Filistin'e yürüyemedi EMİN BELDE. Korkak İsrail oğullarıyla ÇÖLDE 40 yıl bekletildi EMİN BELDE. İsrail oğulları da mecburen beklediler. Emin Belde'den kutup içinde kutup (Tin-Zeytin gibi) Bıldırcın ve kudret helvası MİSAL kelimeleriyle anlatılan quadropole olmuştu. 40 yıl gecikmeyle bu kez EMİN BÖLGE Kudüs'e taşındı. O an eski adı Yaruşalim (Yaru=Arazi, alim=Selim, emin) Arapçasından örnek, "Sağ-salimen varmak gibi" Şalmut=Selamet. Kentin tam adı KUDDÜS AL ARU-SALİM. Kuddüs>>>Kudüs>>>Kutsal'ı bir yerden daha anımsayacaksınız. "KUTSAL TUVA (Tuba) VADİSİNDEN" Emin ve Kutsal TUVA bu kez kutsal ve selametli Jarusalem olmuştu.
Davut, o bölgedeki Anak oğlu devlerin lideri Calut(Galot, Goliath)ı öldürdü. Ve Kral Davut zamanında burası İbranilerin yurdu ve başkenti oldu. Aynı yere bir tür KABE ve biraz da PRAMİT karışımı bir mabed yapıldı. Tıpkı piramitler gibi, ifrit denen bir cin ırkı tarafından devasa bir Süleyman mabedi yapıldı. (Ağlama duvarı, bunun bir duvarıdır, diğerleri yıkılmıştır.) Zaten Ziggurath'da olduğu gibi İFRİTLERİN yaptığı herşey sonradan bir şekilde ilahi gazaba uğrayıp YOK EDİLİYOR. Yani paranormal olarak yapılan inşaatları Allah'ımız iptal ediyor, onlar geçici kalıyorlar. Nitekim, bugünkü ağlama duvarı, sadece İNSAN eliyle yapılmıştı. Ama daha sonra İFRİTLER (Ephrates) TESHİR edilip de Süleyman'ın emrine verilince, diğer kalan yapı, çarçabuk bitti. İfritlerin yaptığı bölümler yok oldu.
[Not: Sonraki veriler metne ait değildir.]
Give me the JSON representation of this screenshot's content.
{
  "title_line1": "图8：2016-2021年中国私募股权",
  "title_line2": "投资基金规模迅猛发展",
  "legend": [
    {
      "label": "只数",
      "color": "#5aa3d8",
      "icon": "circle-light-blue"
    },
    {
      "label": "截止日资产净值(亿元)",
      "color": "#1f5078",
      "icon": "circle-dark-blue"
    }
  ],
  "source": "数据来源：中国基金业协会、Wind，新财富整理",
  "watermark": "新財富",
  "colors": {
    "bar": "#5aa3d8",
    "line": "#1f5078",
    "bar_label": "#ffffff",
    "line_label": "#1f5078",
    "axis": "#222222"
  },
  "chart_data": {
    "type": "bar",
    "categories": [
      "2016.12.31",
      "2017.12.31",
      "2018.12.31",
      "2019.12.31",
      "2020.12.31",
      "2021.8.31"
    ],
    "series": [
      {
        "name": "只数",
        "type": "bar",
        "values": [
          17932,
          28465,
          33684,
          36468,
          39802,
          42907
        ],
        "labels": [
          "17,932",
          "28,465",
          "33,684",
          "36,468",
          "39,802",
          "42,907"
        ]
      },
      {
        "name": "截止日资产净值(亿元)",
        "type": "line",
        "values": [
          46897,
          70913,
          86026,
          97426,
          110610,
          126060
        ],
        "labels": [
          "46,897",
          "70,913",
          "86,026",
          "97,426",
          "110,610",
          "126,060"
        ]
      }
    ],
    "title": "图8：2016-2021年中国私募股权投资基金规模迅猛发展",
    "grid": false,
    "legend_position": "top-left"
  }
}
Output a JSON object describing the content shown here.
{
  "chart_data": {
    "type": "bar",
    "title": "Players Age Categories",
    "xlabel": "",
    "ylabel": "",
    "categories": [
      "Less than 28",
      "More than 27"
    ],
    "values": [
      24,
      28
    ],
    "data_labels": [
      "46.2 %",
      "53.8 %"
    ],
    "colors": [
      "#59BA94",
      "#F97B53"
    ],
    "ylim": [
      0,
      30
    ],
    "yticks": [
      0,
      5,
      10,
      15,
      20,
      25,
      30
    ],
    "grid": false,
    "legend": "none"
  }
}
İkinci krallık ve krallığın alameti olan Tabutüssekine'yi yazalım? (Önemli)
247- Peygamberleri onlara: "Allah, size hükümdar olmak üzere Talût'u gönderdi." demişti. Onlar: "Ona bizim üzerimize hükümdar olmak nereden geldi? Oysa hükümdarlığa biz ondan daha lâyıkız, ona maldan bir genişlik, bir bolluk da verilmemiştir." dediler. Peygamberleri de "Onu sizin başınıza Allah seçmiş ve ona bilgi ve vücut bakımından bir güç, bir genişlik vermiştir." dedi. Hem Allah, mülkünü dilediğine verir. Allah'ın rahmeti geniştir, o her şeyi bilir.
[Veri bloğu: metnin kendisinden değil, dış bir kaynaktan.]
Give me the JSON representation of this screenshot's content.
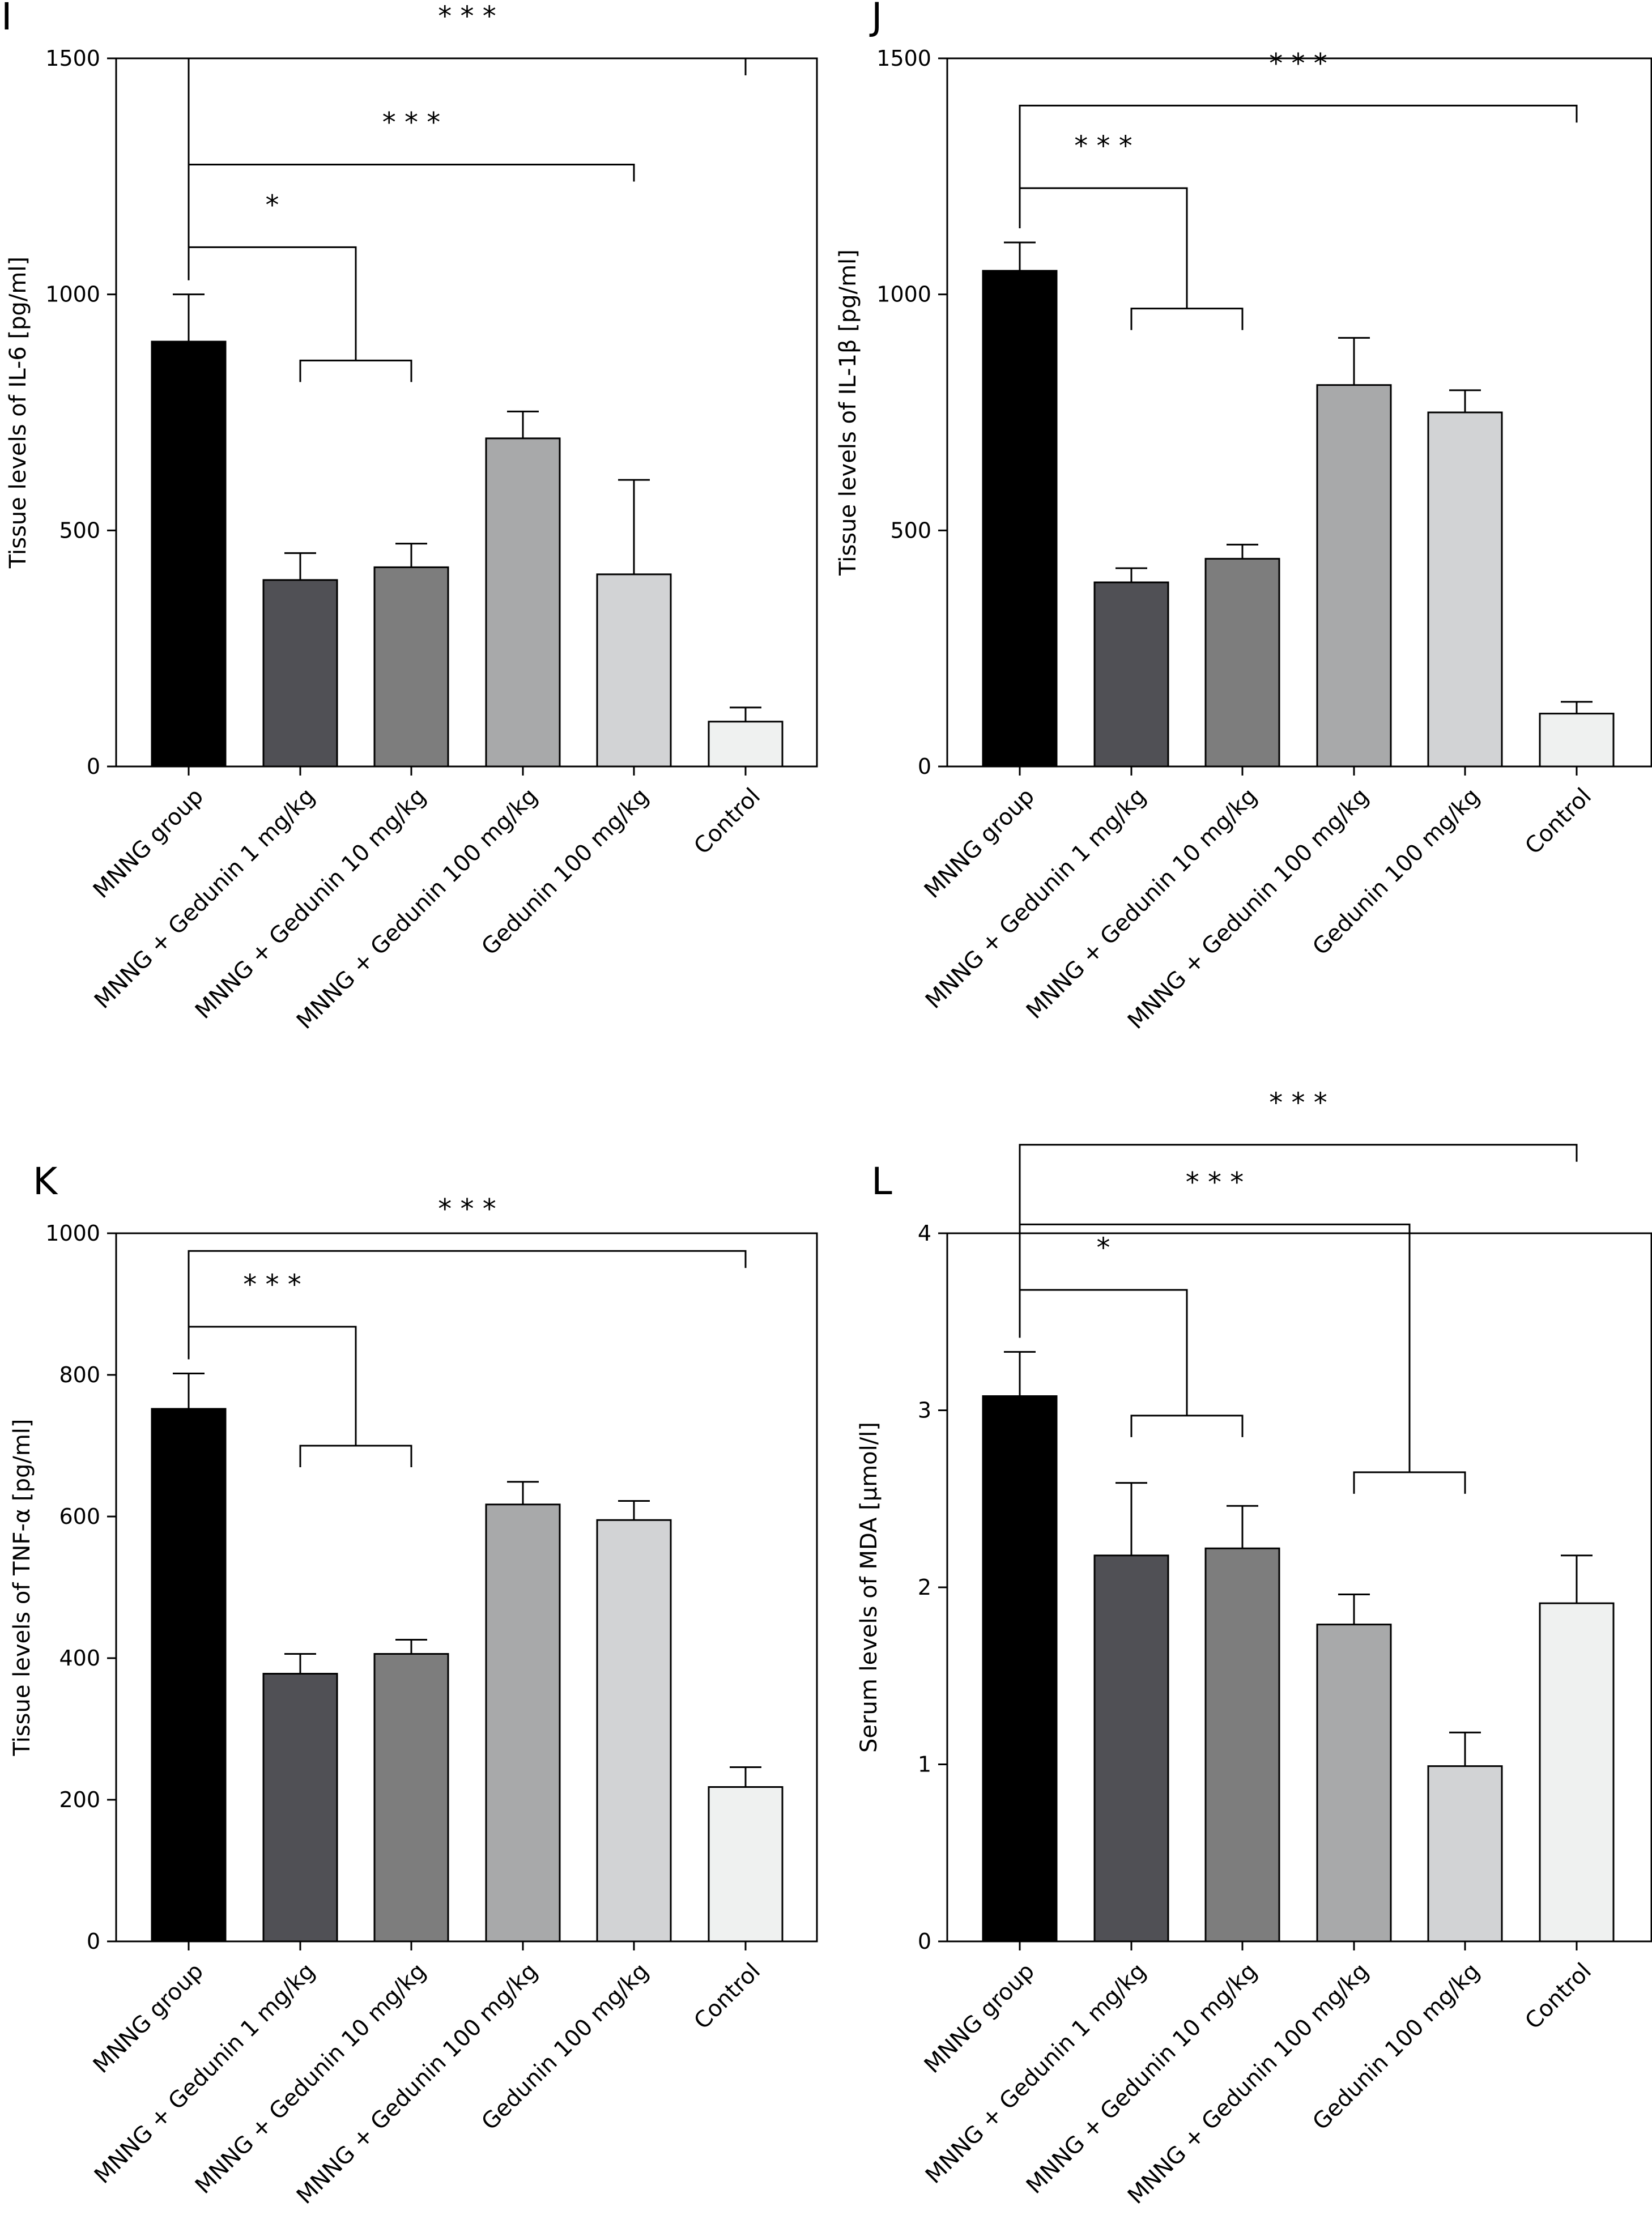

248-Peygamberleri, onlara şunu da söylemişti: Haberiniz olsun, Onun hükümdarlığının alâmeti, size o tabutun gelmesi olacaktır ki onda Rabbinizden bir sekine (sükûnet, gönül rahatlığı), Musa ve Harun ailelerinin bıraktıklarından bir bakiyye (kalıntı) vardır. Onu melekler getirecektir. Eğer iman etmiş kimselerden iseniz, bunda sizin için kesin bir ibret, bir alâmet vardır.
249-Talut, ordu ile hareket edince dedi ki: "Allah sizi mutlaka bir nehirle imtihan edecek. Kim ondan içerse, benden değildir. Kim de onu tatmazsa, işte o bendendir. Ancak eliyle bir avuç alan başka (bu kadarına ruhsat vardır)." Derken içlerinden pek azı hariç, hepsi de varır varmaz ondan içtiler. Talut ve beraberindeki iman eden kimseler nehri geçtiklerinde. "Bizim bugün, Calut ile ordusuna karşı duracak gücümüz yok." dediler. Allah'a kavuşacaklarına inanıp, bilenler ise şu cevabı verdiler: "Nice az topluluklar, Allah'ın izniyle nice çok topluluklara galip gelmişlerdir. Allah, sabırlılarla beraberdir."
20/39- "Onu sandığın içine koy, denize bırak, deniz de onu sahile bıraksın onu, hem Bana düşman, hem ona düşman biri alsın!" Ve senin üzerine,gözetimim altında yetiştirilesin diye, katımdan bir sevgi koydum.
20/40- O zaman kız kardeşin gidiyor ve: "ona iyi bakacak birini bulayım mı size?" diyordu. Böylece, gözü aydın olsun ve üzülmesin diye seni tekrar annene iade ettik. Hem bir adam öldürdün de seni gamdan kurtardık, seni birçok denemelerden geçirdik; bu sebeple yıllarca Medyen halkı arasında kaldın, sonra da ey Musa, bir kader üstüne geldin.
DAVUT>>>>TALUT (Calut ise Dev kral) Talut İsrail oğullarından değildi. Buna karşı çıktılar. Allah'ın verdiği tabutüssekine Ahit sandığına DOKUNABİLEN (TOPRAKLAYABİLEN) yegane insandı.
zahire esir olanlar meseleleri idrak edemez.